Неореализм — пройденный этап
Неореализм — пройденный этап
А в институте снова лекции, репетиции. Главная страсть студентов-вгиковцев — просмотры кинофильмов. Порой вокруг этих просмотров возникал нездоровый ажиотаж: убегали с лекций на «запрещенные» фильмы, выламывали двери кинозалов — запретительство возбуждало.
Вот был случай с попыткой провести на просмотр своих людей. Накануне мы собрались у нас в квартире на Таганке. Пришел Андрей, стали пить чай с моей двоюродной сестрой Аленой и Володей, ее мужем. Начали разговаривать о ВГИКе, привилегированном институте, и, конечно, о просмотрах фильмов, на которые рвалась вся молодежь Москвы. Мы с Андреем почему-то уверовали, что проведем Алену с Володей, и пригласили их завтра на просмотр американского фильма «Война и мир» с Одри Хепберн и Мелом Феррером. Сразу скажу, что у нас ничего не вышло: в этот раз какая-то особо зверская охрана не пропустила ни одного чужого человека. С потемневшим лицом прошел мимо Алены и Володи Андрей, я краснел от стыда тогда и теперь краснею, вспоминая, как в последний момент постыдно покинул своих молодых родственников, скрывшись в зале. Картина уже началась, но еще долго не входила в мою голову.
А в кино мы влюблялись все больше и больше. В Москву приехали итальянцы, и с десятилетним опозданием студенты смотрели «Пайзу» Роберто Росселини, «Без жалости» Альберто Латтуады, «Трагическую охоту» и «Горький рис» Джузеппе де Сантиса. Эти фильмы не шли в прокате, не укладывались в традиционное представление о прогрессивном итальянском кинематографе. Мы же были в восторге от итальянского неореализма. Он был для нас откровением, чем-то революционным — ничего общего с нашим пресным, как нам тогда казалось, кино. Но Андрей занят, на мой взгляд, странную позицию. Он заявил, что неореализм — это пройденный этап, что он уже не «срабатывает», повторяется, с ним покончено. Должно прийти что-то новое, его и надо искать. Заявление было довольно дерзкое, но брошенное не как полемическая граната, а как итог серьезного размышления. Все-таки как удивительно рано он это почувствовал! Он же не знал тогда, что Феллини уже снял «Мошенников», «Дорогу», «Ночи Кабирии», — мы увидим их только через пять-шесть лет. И конечно, даже не предполагал, что через двадцать лет многие из итальянских «Grandi» — звезд — окажутся в Италии его близкими друзьями.

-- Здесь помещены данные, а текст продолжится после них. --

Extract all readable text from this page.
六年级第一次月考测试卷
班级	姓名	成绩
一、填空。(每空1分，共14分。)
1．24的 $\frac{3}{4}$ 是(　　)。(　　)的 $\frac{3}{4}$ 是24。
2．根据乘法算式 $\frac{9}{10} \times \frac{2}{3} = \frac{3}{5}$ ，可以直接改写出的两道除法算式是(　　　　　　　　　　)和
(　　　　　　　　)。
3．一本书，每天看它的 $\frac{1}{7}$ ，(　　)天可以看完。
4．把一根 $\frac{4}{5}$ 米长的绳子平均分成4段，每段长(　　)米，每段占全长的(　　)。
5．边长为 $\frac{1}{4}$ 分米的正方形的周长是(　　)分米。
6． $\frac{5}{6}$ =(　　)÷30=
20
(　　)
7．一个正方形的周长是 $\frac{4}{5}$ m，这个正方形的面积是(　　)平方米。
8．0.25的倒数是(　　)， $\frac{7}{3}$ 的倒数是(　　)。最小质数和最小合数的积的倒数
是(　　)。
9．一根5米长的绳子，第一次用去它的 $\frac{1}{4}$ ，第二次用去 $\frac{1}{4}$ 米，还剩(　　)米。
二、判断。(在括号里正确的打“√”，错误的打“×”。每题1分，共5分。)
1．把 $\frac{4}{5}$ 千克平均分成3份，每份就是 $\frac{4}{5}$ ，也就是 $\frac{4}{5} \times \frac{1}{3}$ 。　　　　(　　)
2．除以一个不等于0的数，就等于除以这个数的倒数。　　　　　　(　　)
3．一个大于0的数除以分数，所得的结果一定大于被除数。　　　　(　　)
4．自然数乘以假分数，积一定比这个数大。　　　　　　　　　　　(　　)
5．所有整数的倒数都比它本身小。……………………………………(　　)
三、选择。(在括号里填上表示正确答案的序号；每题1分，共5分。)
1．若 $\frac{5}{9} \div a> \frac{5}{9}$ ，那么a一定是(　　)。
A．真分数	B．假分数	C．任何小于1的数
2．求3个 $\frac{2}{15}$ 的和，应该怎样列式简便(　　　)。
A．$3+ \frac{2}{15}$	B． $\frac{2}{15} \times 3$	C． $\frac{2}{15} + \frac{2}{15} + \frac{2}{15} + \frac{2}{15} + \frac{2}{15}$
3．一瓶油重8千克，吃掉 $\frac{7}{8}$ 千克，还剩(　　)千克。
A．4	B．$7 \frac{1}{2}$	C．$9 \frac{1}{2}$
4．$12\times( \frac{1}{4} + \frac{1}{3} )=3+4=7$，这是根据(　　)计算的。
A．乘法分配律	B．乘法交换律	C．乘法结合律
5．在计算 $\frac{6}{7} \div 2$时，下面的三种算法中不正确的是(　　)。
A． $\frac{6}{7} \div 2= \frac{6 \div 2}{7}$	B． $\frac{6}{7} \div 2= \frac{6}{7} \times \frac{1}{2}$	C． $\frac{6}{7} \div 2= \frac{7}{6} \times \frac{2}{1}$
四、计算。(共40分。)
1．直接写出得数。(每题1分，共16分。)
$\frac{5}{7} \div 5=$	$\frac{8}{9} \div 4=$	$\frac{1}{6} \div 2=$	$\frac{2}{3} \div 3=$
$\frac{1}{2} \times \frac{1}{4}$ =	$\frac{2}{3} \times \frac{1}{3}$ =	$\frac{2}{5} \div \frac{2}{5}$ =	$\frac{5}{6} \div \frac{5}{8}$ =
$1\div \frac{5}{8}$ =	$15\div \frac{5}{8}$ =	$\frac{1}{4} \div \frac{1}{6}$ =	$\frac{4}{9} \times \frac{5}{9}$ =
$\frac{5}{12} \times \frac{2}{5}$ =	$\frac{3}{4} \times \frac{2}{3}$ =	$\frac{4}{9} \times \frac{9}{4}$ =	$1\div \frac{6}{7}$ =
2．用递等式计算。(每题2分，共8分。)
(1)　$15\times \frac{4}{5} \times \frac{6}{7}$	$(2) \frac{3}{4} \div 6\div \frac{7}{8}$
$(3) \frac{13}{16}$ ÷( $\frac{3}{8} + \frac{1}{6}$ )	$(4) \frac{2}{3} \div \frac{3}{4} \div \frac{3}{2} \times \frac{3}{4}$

Не меньше, если не больше, итальянских фильмов нас волновали польские — А. Вайды, А. Мунка, Е. Кавалеровича и других. В польских картинах был обжигающе острый новый язык и иной, чем в советском кино, взгляд на недавно закончившуюся войну. Мы узнавали правду о героическом сопротивлении фашистам, о варшавском восстании. В этих фильмах было так много неожиданной славянской страсти, что весь ВГИК готов был встать в шесть утра, чтобы попасть на просмотры.